Research Project
Grant-in-Aid for JSPS Fellows
前周期遷移金属は、後周期遷移金属に見られない特異な反応性を有しており、その機能を発現させる新触媒系の創出、ならびにその合成化学的応用面の開拓は重要な研究分野のひとつである。申請者は、チタノセンのアート型錯体からの一電子移動を鍵過程とする新規触媒系を見出し、アルキルブロミド由来のアルキル基を2つオレフィンに導入するダブルアルキル化反応やアルキルブロミドとクロロシランをそれぞれアルキル化剤、シリル化剤として用いるオレフィン類やジエン類のカルボシリル化反応などを報告している。本年度は、このチタノセンアート型錯体を活性種とする新規触媒反応系の創出を目的として種々検討を行ったところ、チタノセン触媒およびブチルグリニャール試薬存在下、アリールクロリド・アリールブロミドをアリール化剤として用いることによってオレフィン類やジエン類に対してハライド由来のアリール基とグリニャール試薬由来のマグネシウムが付加するアリールマグネシウム化反応が効率よく進行することを見出した。
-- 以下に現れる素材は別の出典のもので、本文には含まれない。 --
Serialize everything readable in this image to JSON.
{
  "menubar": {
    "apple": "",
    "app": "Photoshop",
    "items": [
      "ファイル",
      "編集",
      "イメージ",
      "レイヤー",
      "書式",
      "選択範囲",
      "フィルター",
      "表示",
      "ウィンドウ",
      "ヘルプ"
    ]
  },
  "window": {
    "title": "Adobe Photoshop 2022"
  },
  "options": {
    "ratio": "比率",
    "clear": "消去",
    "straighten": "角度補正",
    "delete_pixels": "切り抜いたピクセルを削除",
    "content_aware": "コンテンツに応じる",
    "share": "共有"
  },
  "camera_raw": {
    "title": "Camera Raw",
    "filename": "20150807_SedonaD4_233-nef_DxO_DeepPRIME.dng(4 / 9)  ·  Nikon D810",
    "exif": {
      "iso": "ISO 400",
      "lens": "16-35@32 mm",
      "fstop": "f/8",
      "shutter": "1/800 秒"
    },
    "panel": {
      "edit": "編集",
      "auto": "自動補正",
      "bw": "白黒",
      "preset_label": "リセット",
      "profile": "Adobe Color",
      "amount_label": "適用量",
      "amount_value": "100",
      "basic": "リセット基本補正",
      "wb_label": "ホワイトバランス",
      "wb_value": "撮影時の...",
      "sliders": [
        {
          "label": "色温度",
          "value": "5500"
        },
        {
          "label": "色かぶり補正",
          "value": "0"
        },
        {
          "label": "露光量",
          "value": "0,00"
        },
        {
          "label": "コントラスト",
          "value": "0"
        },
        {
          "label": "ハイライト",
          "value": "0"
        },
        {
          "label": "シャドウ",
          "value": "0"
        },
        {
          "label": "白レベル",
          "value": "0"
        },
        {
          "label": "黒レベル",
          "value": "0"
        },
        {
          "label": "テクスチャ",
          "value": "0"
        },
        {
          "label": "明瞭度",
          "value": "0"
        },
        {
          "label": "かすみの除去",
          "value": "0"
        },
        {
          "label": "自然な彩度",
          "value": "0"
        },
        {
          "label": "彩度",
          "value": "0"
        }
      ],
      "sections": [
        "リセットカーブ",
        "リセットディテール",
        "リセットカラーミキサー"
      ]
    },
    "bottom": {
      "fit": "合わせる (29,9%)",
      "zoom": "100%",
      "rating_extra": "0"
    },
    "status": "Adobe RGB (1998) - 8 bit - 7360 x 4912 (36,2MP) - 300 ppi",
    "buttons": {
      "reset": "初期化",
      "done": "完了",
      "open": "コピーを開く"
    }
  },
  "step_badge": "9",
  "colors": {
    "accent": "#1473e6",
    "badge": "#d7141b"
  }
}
この反応は、オレフィン類やジエン類に異なる2種類の官能基を導入する手法として有機合成化学上、有用な反応であると考えられる。一方、チタノセン触媒とブチルグリニャール試薬存在下、アリルエーテルとクロロシランを用いた反応を低温下で行ったところ、アリルシランが効率よく得られることを見出した。この反応の機構に関して検討を行った結果、アリルエーテルの2価チタン錯体への酸化的付加を経て反応が進行していることを明らかにした。さらに本反応が、アリルエーテルの極性転換手法として合成化学的に有用であることも明らかにした。